I think the trust issues could be streamlined by using the checkpoints as a comparison.

Zebra supports checkpoints, which is basically a list of block hashes. Checkpointed blocks are validated by simply checking the block hashes and they are trusted if the hash matches, which allows skipping most of the consensus rule checks. ZF trusts the checkpoint because we update it ourselves, and the community trusts the checkpoint because they trust ZF (and anyone can validate the hashes if they want).

Something similar could be done for the snapshots, by having checkpoints on it which would be updated by ZF (and verified by anyone). This would exclude the need of a different validation path for them, they would be validated by simply checking the hash. The only tricky part would be to generate a “stable” snapshot format (i.e. the snapshots from different nodes at the same height need to be identical), I have no idea how to do that with RocksDB, but seems doable.

1 Like

Thanks for the suggestion. After further technical investigation, I believe that building snapshot verification on top of Zebra’s existing checkpoint mechanism is a more robust and broadly acceptable direction.

This design fully reuses an already accepted trust model by treating snapshots analogously to checkpointed blocks and verifying them via deterministic hash comparison, thereby avoiding the introduction of a new or bootstrap-only validation path.

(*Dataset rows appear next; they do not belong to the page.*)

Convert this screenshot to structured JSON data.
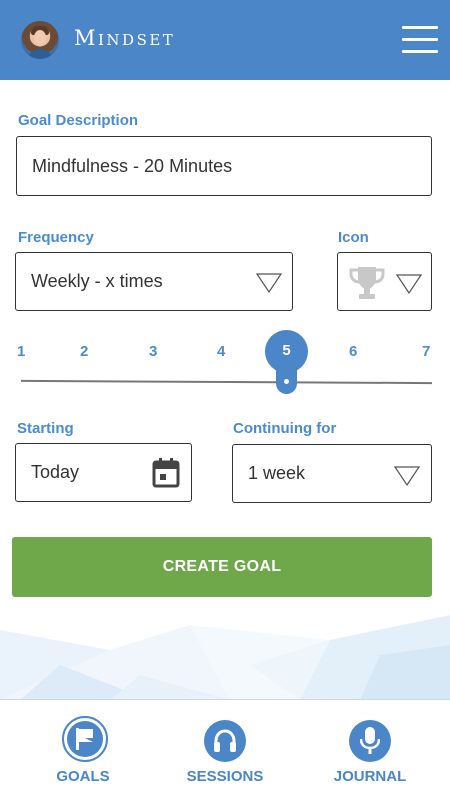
{
  "app": {
    "brand": "Mindset"
  },
  "form": {
    "goal_description": {
      "label": "Goal Description",
      "value": "Mindfulness - 20 Minutes"
    },
    "frequency": {
      "label": "Frequency",
      "value": "Weekly - x times"
    },
    "icon": {
      "label": "Icon",
      "value_icon": "trophy-icon"
    },
    "times_per_week": {
      "ticks": [
        "1",
        "2",
        "3",
        "4",
        "5",
        "6",
        "7"
      ],
      "selected": "5"
    },
    "starting": {
      "label": "Starting",
      "value": "Today"
    },
    "continuing_for": {
      "label": "Continuing for",
      "value": "1 week"
    },
    "create_button": "CREATE GOAL"
  },
  "nav": {
    "goals": "GOALS",
    "sessions": "SESSIONS",
    "journal": "JOURNAL",
    "active": "goals"
  },
  "colors": {
    "primary": "#4a86c8",
    "label": "#4a8ccf",
    "button": "#6ea84a"
  }
}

The key challenge lies in producing a deterministic snapshot format such that snapshots generated by different nodes at the same height are byte-identical. While this is not provided out of the box by RocksDB, investigation shows that it is an engineering-feasible and well-scoped problem that can be pursued independently. Once addressed, snapshot verification would align cleanly with existing consensus trust boundaries.

The database files are portable between hosts but I doubt they are byte identical. It is difficult (and usually not required) because db engines use multiple threads for better concurrency and performance.

You’re right that RocksDB does not guarantee byte-identical database files across different nodes, and I agree with that assessment.

This proposal does not rely on the determinism of RocksDB’s physical files, nor on copying database directories. Instead, it follows the same principle as checkpoints: at a higher level, a deterministic representation of the consensus-critical state is defined, and a hash of that representation is used for verification.

Concretely, determinism is achieved through a canonical traversal and serialization of the consensus state (for example, fixed component ordering, deterministic key ordering, and inclusion of only consensus-critical fields), producing a state digest that can be compared by hash. As long as honest nodes agree on the state at a given height, they will compute the same result.

In this sense, determinism is enforced by the snapshot format and verification rules, not by the storage engine, and snapshot verification aligns with the existing checkpoint trust model.